Regarding the need among these patients for replanning, 16 patients (53%) triggered at least one replan in the dosimetric adaptive intensity-modulated radiation therapy scenario: 11 (37%), 3 (10%), and 2 patients (7%) triggered 1, 2, and 3 replans, respectively, for a total of 23 replans. Most replans occurred early in treatment, when dosimetric errors have the greatest cumulative impact. It should be noted that patients with a larger pretreatment primary clinical target volume triggered fewer replans in the dosimetric adaptive intensity-modulated radiation therapy scenario.
Less Replanning With the Dosimetric vs Anatomic Approach
Compared with the anatomic adaptive intensity-modulated radiation therapy approach, the dosimetric adaptive intensity-modulated radiation therapy strategy reduced the total number of replans by 23% (from 30 to 23) while improving target coverage across the patient cohort. Even with a 3-mm margin, 73% of patients would have met dosimetric target objectives at treatment completion without any replanning interventions. The findings of this study suggest that the benefit of adaptive approaches may be primarily to ensure clinically acceptable target coverage in the context of these small margins.
Clinical Implications and Closing Thoughts
The data culled from this study suggest a new and practical adaptive radiotherapy methodology for patients with cervical cancer. This approach may ultimately drive a paradigm shift that leads to improved clinical outcomes.
The investigators remarked, “The study highlights the clinical importance of target and [organs at risk] motion in patients with cervical cancer and the dosimetric impact of this motion and proposes a new and practical adaptive method for ensuring robust target coverage in the context of workload and cost considerations.”

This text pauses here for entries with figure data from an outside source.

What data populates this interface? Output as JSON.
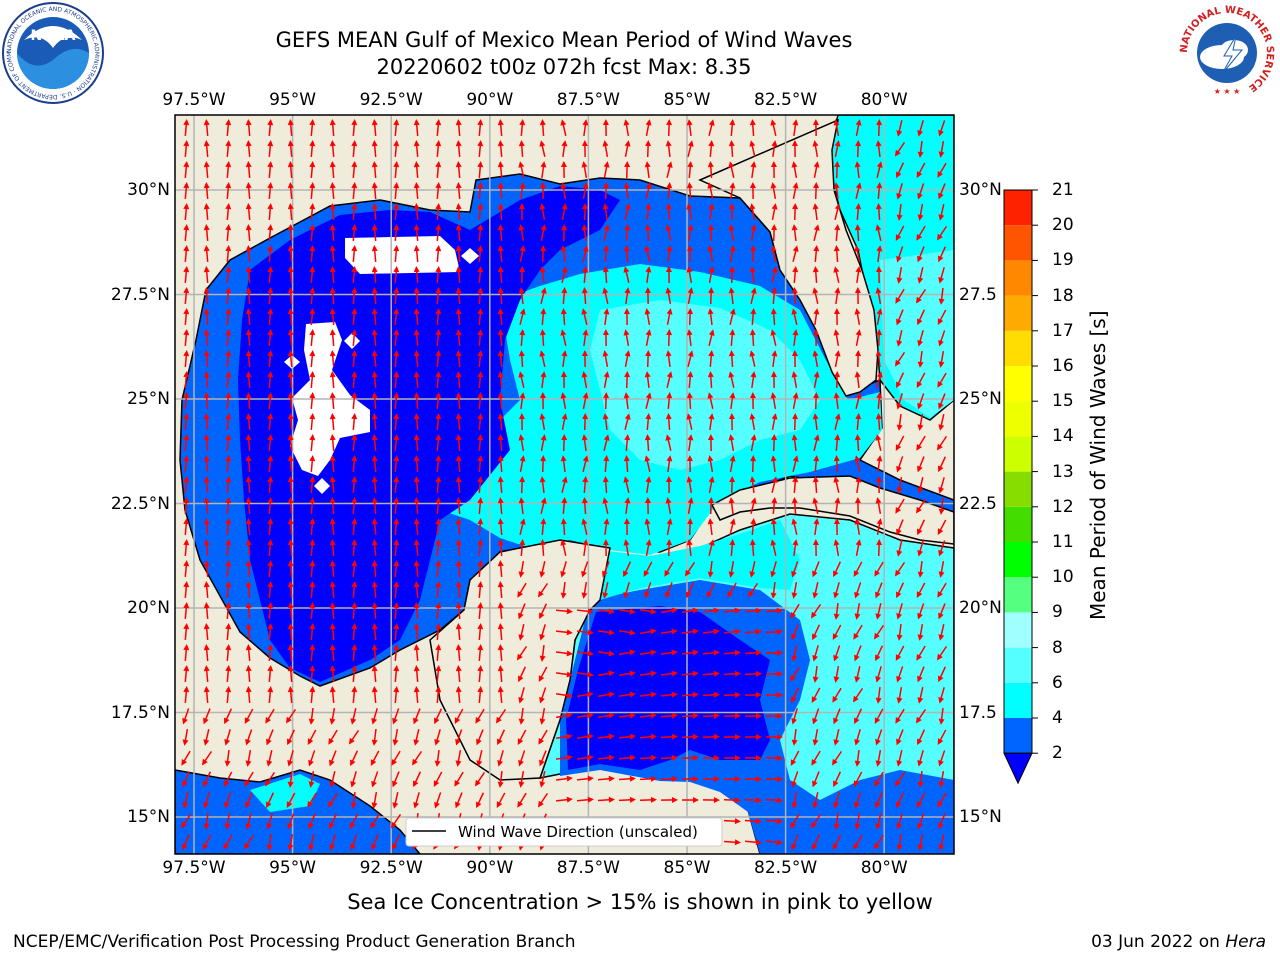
{
  "title": {
    "line1": "GEFS MEAN Gulf of Mexico Mean Period of Wind Waves",
    "line2": "20220602 t00z 072h fcst   Max: 8.35"
  },
  "logos": {
    "noaa_text": "NOAA",
    "noaa_ring": "NATIONAL OCEANIC AND ATMOSPHERIC ADMINISTRATION · U.S. DEPARTMENT OF COMMERCE",
    "nws_ring": "NATIONAL WEATHER SERVICE"
  },
  "map": {
    "lon_labels": [
      "97.5°W",
      "95°W",
      "92.5°W",
      "90°W",
      "87.5°W",
      "85°W",
      "82.5°W",
      "80°W"
    ],
    "lat_labels_left": [
      "30°N",
      "27.5°N",
      "25°N",
      "22.5°N",
      "20°N",
      "17.5°N",
      "15°N"
    ],
    "lat_labels_right": [
      "30°N",
      "27.5",
      "25°N",
      "22.5",
      "20°N",
      "17.5",
      "15°N"
    ],
    "legend_label": "Wind Wave Direction (unscaled)",
    "colors": {
      "land": "#efecdc",
      "coast": "#000000",
      "grid": "#b4b4b4",
      "arrow": "#ff0000",
      "bin_2_4": "#0064ff",
      "bin_under_2": "#0000ff",
      "bin_4_6": "#00ffff",
      "bin_6_8": "#55ffff",
      "no_data": "#ffffff"
    }
  },
  "colorbar": {
    "title": "Mean Period of Wind Waves [s]",
    "labels": [
      "2",
      "4",
      "6",
      "8",
      "9",
      "10",
      "11",
      "12",
      "13",
      "14",
      "15",
      "16",
      "17",
      "18",
      "19",
      "20",
      "21"
    ],
    "colors": [
      "#0064ff",
      "#00ffff",
      "#55ffff",
      "#a0ffff",
      "#55ff80",
      "#00ff00",
      "#44dd00",
      "#88dd00",
      "#ccff00",
      "#eeff00",
      "#ffff00",
      "#ffdd00",
      "#ffaa00",
      "#ff8800",
      "#ff5500",
      "#ff2200"
    ],
    "extend_color": "#0000ff"
  },
  "notes": {
    "ice": "Sea Ice Concentration > 15% is shown in pink to yellow",
    "footer_left": "NCEP/EMC/Verification Post Processing Product Generation Branch",
    "footer_date": "03 Jun 2022 on ",
    "footer_host": "Hera"
  }
}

Michael Milosevic, MD, FRCPC, of the Princess Margaret Cancer Centre, Toronto, Ontario, Canada,is the corresponding author of the article in the International Journal of Radiation Oncology • Biology • Physics.
This work was supported by RaySearch Laboratories AB, the Canadian Institutes of Health Research Strategic Fellowship in the Excellence in Radiation Research for the 21st Century Program, the Giovanni and Concetta Guglietti Family Trust, the National Sciences and Engineering Research Council of Canada, and the Ontario Consortium for Adaptive Interventions in Radiation Oncology.

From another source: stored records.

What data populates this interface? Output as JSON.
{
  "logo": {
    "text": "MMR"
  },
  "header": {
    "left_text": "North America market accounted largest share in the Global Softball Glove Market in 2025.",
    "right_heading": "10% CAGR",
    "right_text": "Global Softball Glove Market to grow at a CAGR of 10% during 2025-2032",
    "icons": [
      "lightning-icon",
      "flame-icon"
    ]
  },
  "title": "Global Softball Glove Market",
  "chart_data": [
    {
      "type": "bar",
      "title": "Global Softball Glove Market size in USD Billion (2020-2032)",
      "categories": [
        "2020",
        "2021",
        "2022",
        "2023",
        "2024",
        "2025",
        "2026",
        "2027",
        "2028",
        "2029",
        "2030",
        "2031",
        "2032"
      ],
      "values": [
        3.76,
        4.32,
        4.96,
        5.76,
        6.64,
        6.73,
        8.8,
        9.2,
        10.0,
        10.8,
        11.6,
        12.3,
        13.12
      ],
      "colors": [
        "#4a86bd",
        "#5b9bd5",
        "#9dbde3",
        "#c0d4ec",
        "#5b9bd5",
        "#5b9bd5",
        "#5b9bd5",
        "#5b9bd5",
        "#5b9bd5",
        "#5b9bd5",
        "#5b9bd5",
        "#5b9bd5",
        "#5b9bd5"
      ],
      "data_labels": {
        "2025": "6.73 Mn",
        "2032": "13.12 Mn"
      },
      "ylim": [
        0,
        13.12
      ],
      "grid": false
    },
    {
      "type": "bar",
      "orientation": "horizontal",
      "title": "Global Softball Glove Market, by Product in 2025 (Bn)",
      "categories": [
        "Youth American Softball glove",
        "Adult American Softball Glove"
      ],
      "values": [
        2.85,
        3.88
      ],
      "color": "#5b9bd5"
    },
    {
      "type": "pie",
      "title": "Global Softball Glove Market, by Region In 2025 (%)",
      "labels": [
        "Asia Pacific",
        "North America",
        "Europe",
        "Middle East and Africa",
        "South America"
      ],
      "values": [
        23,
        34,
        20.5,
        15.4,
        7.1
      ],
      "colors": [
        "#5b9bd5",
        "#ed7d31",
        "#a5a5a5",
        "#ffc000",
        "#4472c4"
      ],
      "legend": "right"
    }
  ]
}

Anna Lundin, MSc, Henrik Rehbinder, PhD, and Johan Löf, PhD, are employees and shareholders of RaySearch Laboratories AB. David A. Jaffray, PhD, Joanne Moseley, BMath, and Kristy K. Brock, PhD, have a commercial licensing agreement with RaySearch Laboratories AB.
The content in this post has not been reviewed by the American Society of Clinical Oncology, Inc. (ASCO®) and does not necessarily reflect the ideas and opinions of ASCO®.